There was an article in the Chicago Tribune this weekend, "Tooth Fairy doesn't need a website or magic letters" by Heidi Stevens, which apparantly you need a subscription to see, but if you're willing to pay/already have a subscription, you can click through the link. But after discussing a new website that tries to use the Tooth Fairy to sell products to little girls, the author references the book Cinderella Ate My Daughter by Peggy Orenstein, which I have not read but have seen referenced on other fairy tale blogs.
Stevens quotes an instance from an event with Orenstein, in which a woman tells of a kindergaten-aged girl goes to school dressed up like a Princess for career day. The woman tells the room she is addressing that she told that little girl to change, and that "Princess isn't a career," and the room burst into applause. The author of the article wonders if the reaction would have been the same if a little boy had been dressed up as Buzz Lightyear, and guesses we wouldn't have cared. (My response is-for Heaven's sake, this is kindergarten, let the little girl dress up).
Stevens wonders if, in the cultural backlash against Princess Culture, we don't give our boys too much credit, assuming they're immune to the product placement and messages aimed towards them, and if we give too little credit to daughters, assuming they fall prey to every marketing scheme and negative female stereotype.

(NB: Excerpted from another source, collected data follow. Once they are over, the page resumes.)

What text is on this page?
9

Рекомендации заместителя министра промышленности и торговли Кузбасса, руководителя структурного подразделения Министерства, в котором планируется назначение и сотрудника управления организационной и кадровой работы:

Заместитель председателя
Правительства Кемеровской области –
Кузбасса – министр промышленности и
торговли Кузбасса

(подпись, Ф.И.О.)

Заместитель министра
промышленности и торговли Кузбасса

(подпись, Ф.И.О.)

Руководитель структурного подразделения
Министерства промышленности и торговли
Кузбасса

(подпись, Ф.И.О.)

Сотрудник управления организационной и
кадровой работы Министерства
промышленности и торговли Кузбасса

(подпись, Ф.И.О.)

To quote from the article: "When my daughter plays with Barbie, I worry she's going to grow up hating her thighs. When my son plays with Ken, I figure he'll toss his aside with nary a glance toward his pecs. When my daughter watches London Tipton play stupid for laughs on "Suite Life on Deck," I worry she'll equate ditsy with loveable. When my son watches Special Agent Oso bumble a job, I figure he'll learn from Oso's errors. Am I giving my daughter enough credit? Am I giving my son enough though?"
I would be interested to read the book, but as someone who was raised on all the classic Princess movies and was Belle for almost every Halloween, I think I turned out fine. In fifth grade I first read Robin McKinley's Beauty, which along with my love of Disney's Beauty and the Beast spawned my interest in the history of fairy tales. I'm not even sure if I would have been drawn to the book initially if it weren't for my interest in the Disney version. I think I would have-but you never know. Certainly the Disney movie played a huge part in my reason for research, and it's possible that this blog would not exist without the Disney Princess culture.
Obviously it's not the same for everyone, but personally, my initial love of Princesses turned me on to an aspect of literature, history, and anthropology that has become an important hobby to me. To say I've learned a lot would be an understatement. I know there are negative aspects to the commercialization, but I don't think I could ever get too upset with Princess culture. I'm more concerned about things like beauty pageant culture...which I'm sure is connected but still distinct. That's a whole other conversation I won't go into at the moment.